Let M be a metric space, $f: M \rightarrow M$ be a measurable transformation and $\mu$ be a measure on M. Show that $f$ preserves $\mu$ if and only if $\int \phi d\mu =\int \phi \circ f d\mu$ for every bounded continuous function $\phi: M \rightarrow \mathbb{R}$.
My attempt at a proof: First prove this direction $\rightarrow$.
We assume that $f \mbox{ preserves } \mu$
I have proved before that If $f:M \rightarrow M$ is a measurable transformation and $\mu$ is a measure on $M$. Then $f$ preserves $\mu$ if and only if $\int \phi d\mu = \int \phi \circ f d\mu$ for every integrable $\phi: M \rightarrow \mathbb{R}$. (This was easy to prove).
Thus since bounded continuous functions are dense in $L^1$, (i.e. $C(M) \subset L^1(M,\mu))$.
Now for the other direction. Suppose that $\int\phi d\mu=\int \phi \circ f d\mu$ for every bounded continuous function $\phi: M \rightarrow \mathbb{R}$. Need to show that $f$ preserves $\mu$, meaning that we need to show that $\mu (E) =\mu(f^{-1}(E))$ for every measurable set $E \subset M$.
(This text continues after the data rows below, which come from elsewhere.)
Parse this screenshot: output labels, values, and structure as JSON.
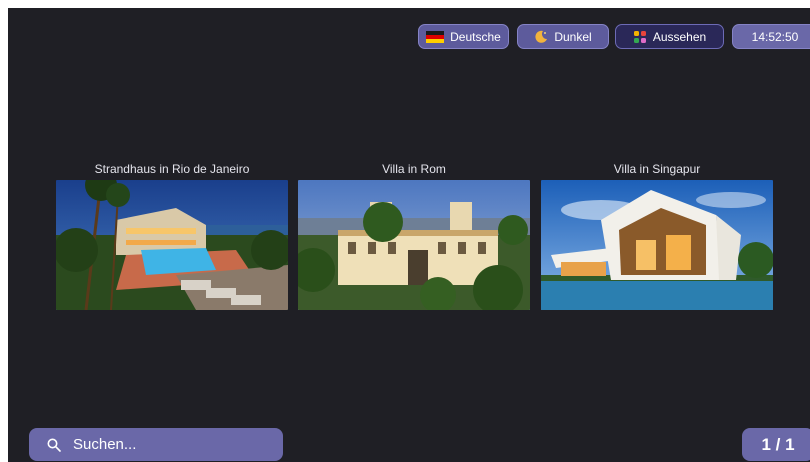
{
  "topbar": {
    "language_label": "Deutsche",
    "language_icon": "german-flag-icon",
    "theme_label": "Dunkel",
    "theme_icon": "moon-icon",
    "appearance_label": "Aussehen",
    "appearance_icon": "palette-grid-icon",
    "clock": "14:52:50"
  },
  "gallery": {
    "items": [
      {
        "title": "Strandhaus in Rio de Janeiro"
      },
      {
        "title": "Villa in Rom"
      },
      {
        "title": "Villa in Singapur"
      }
    ]
  },
  "footer": {
    "search_placeholder": "Suchen...",
    "search_icon": "search-icon",
    "page_indicator": "1 / 1"
  },
  "colors": {
    "background": "#1f1f25",
    "accent": "#6a68a8",
    "accent_dark": "#2a2858"
  }
}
Now, I'm not sure how to show how this, relation holds $\mu (E) =\mu(f^{-1}(E))$ for every measurable set $E \subset M$, where f is a continuous bounded function. I know how to do it when $f$ is just a characteristic function (then simple etc..). But, I don't know how to show it is true for arbitrary f that is continuous and bounded. Do I need to use something with linear functionals or is there a way to do it without that? Thank you very much.
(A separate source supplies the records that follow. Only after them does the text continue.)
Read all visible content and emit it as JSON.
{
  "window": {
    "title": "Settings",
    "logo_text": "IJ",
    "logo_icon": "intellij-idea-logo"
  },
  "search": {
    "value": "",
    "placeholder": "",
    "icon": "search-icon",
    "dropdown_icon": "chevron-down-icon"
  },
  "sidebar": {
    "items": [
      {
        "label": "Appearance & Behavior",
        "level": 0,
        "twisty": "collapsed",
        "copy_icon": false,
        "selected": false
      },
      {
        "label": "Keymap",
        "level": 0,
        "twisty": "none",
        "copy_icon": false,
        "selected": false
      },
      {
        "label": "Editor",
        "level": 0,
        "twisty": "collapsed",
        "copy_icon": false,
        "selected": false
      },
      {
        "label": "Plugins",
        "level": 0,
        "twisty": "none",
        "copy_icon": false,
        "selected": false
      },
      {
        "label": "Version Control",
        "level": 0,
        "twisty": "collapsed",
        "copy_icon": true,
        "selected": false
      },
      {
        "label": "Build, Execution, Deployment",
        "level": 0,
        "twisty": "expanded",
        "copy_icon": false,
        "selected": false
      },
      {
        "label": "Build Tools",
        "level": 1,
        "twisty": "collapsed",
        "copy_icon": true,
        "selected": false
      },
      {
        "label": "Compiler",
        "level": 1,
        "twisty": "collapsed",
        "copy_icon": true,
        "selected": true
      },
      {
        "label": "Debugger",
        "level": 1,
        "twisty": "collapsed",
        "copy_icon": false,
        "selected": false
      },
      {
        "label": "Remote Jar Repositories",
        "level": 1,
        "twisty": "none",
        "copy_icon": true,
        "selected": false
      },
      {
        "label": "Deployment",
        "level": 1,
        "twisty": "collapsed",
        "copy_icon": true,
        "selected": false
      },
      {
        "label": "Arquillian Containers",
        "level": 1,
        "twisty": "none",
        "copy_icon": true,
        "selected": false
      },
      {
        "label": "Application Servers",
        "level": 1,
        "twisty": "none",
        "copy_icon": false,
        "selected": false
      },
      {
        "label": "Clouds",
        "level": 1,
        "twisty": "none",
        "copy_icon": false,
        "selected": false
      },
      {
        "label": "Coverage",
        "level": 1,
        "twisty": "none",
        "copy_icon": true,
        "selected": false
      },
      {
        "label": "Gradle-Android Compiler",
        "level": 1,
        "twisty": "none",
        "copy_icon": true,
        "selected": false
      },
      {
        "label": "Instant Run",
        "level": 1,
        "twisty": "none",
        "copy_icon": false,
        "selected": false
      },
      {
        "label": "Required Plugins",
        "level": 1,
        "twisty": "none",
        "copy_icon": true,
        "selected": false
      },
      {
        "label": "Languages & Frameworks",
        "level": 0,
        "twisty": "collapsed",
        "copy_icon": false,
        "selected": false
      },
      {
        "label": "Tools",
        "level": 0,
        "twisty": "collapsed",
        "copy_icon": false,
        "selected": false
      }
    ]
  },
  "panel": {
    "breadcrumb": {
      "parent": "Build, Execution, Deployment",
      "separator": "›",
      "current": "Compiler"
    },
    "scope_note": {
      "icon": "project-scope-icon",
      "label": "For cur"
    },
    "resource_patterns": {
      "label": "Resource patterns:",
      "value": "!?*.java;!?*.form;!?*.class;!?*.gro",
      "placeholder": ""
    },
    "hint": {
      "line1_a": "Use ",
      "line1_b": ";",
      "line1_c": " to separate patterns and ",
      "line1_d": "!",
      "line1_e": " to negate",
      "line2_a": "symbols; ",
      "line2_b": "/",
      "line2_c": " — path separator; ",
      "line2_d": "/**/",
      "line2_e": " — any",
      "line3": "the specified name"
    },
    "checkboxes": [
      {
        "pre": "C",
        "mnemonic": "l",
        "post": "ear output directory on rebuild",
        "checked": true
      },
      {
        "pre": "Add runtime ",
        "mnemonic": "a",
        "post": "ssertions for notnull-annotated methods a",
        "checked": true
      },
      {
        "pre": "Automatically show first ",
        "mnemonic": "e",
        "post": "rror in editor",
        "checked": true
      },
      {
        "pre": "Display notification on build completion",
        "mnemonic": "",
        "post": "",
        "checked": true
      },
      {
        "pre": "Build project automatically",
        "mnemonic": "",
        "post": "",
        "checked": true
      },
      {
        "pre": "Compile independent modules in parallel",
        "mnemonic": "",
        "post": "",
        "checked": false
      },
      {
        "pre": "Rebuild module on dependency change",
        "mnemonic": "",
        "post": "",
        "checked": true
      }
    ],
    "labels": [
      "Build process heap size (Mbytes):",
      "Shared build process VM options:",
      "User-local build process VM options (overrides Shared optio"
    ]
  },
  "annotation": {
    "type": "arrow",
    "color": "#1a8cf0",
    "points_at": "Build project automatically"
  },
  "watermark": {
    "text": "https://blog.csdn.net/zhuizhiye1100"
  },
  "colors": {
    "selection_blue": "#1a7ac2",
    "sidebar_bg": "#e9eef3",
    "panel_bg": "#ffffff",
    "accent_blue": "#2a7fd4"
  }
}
Your argument for the first part is not valid. How do you know that bounded continuous functions are dense in $L^{1}(\mu)$ for any Borel measure $\mu$ on any metric space?
You have assume that $\mu$ is a finite measure. Otherwise bounded continuous functions may not be integrable.
Here is how you can prove this result: let $\nu(E)=\mu (f^{-1}(E))$. This defines another finite measure and what we are asked to prove is that $\mu=\nu$ iff $\int \phi\, d\mu =\int \phi\, d\nu$ for all bounded continuous functions $\phi$. Suppose this equation holds for such $\phi$ and let $C$ be a closed set. For each $n$ let $A_n=\{x\in M: d(x,C) <\frac 1 n\}$; there exists a continuous function $f_n:M\to[0,1]$ such that $f_n=1$ on $C$ and $f_n(x) =0$ if $x \notin A_n$. Apply the hypothesis with $\phi$ replaced by $f_n$ and let $ n \to \infty$. Note that $f_n \to I_C$ pointwise. Use DCT to conclude that $\mu (C)=\nu (C)$. Thus $\mu$ and $\nu $ coincide on the class of all closed sets. Can you show that $ \mu=\nu$? [ One way is to use the $\pi -\lambda $ theorem].